Chapelle contacted the Waterloo Fire Rescue and learned that all buildings are safely built to hold two people per room. “The bare minimum should be one guest each because that’s the amount of people we could have living with us [in a unit]” Chapelle said.

“I’ve spoken with some tenants and they’re satisfied with the one guest per tenant because all they wanted was the one but other people that I’ve spoken to said they wanted more guest passes,” Kiani said. “We should have the right to bring in however many guests we want regardless of what day it is.”

The Marq owns three buildings at Laurier, two of which are located just off of Ezra Ave.

Tenants responded to the alleged fire code issue and overcrowding by questioning why the Marq chose to only implement the policy only on one weekend of the year.

“They’re trying to keep the building secure but if the tenants are responsible for all of their guests then there should be no financial liability on the Marq if anything happens to the building,” Chapelle said. “The way they went about it, their lack of explanation, their lack of transparency, it’s all really bad.” Other situations with The Marq building have also arisen this year, including the recent cockroach infestation at 173 King.

“What I have learned from being in this situation is that the students and tenants especially, we have been taken advantage of,” Kiani said. “They think it’s okay because we don’t know much about the law and that we won’t find out about it and stand up for ourselves.

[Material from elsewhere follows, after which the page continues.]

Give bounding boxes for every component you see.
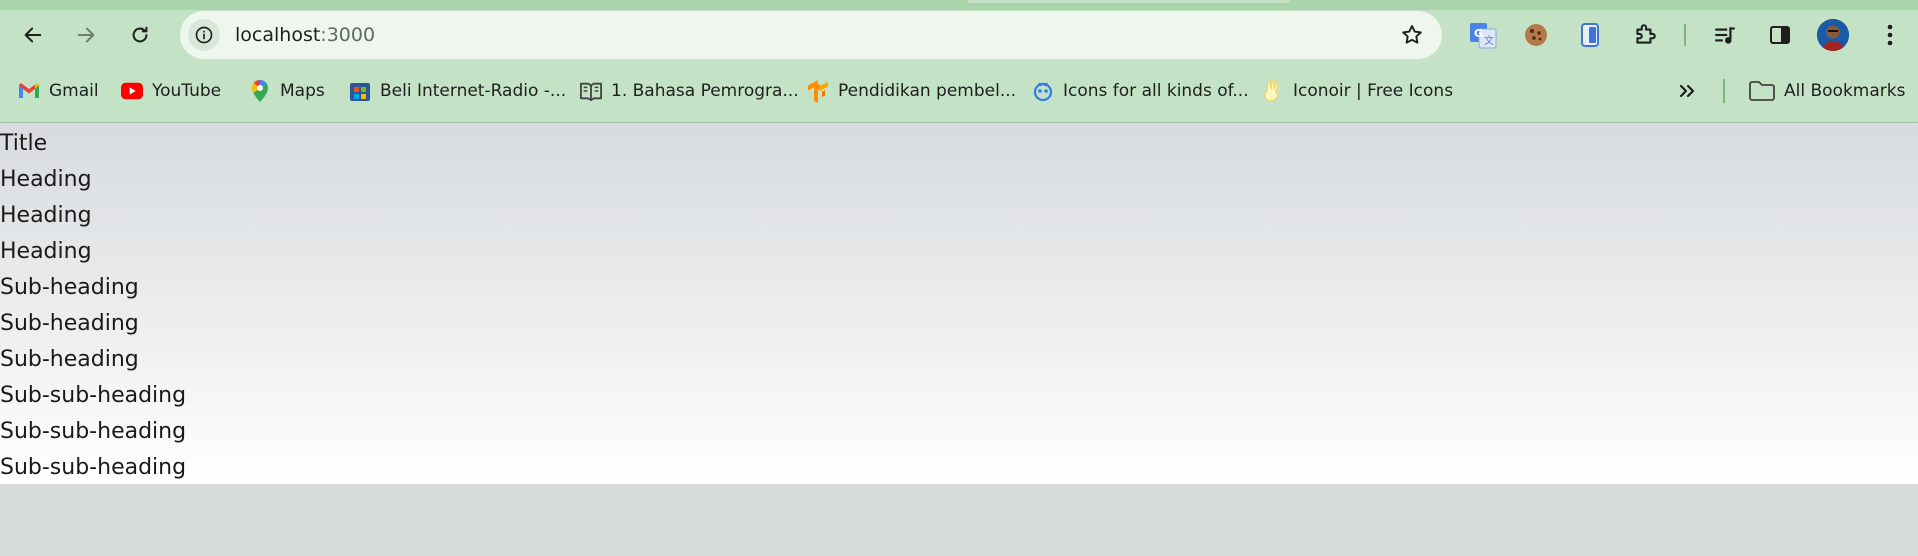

I definitely think that student advocacy is very important especially in situations such as these.”

Chapelle filed a T2 application with the LTB and hopes to have a hearing in regards to the situation in a month.

“My hope is that there would be some kind of an injunction that they would give us in writing saying the Marq has no legal authority to intervene with tenants having guests,” Chapelle said.

“I would hope that next year they would basically implement a policy like a list, hold people accountable and have security.”

“I would like an apology from The Marq because so many students have gone down there and tried to talk to them to get answers,” Chapelle said.

“Just because we’re students doesn’t mean you can take advantage, we do know our rights and we are going to stand up for them.”

The Cord reached out to The Marq but did not receive a statement at the time of publishing.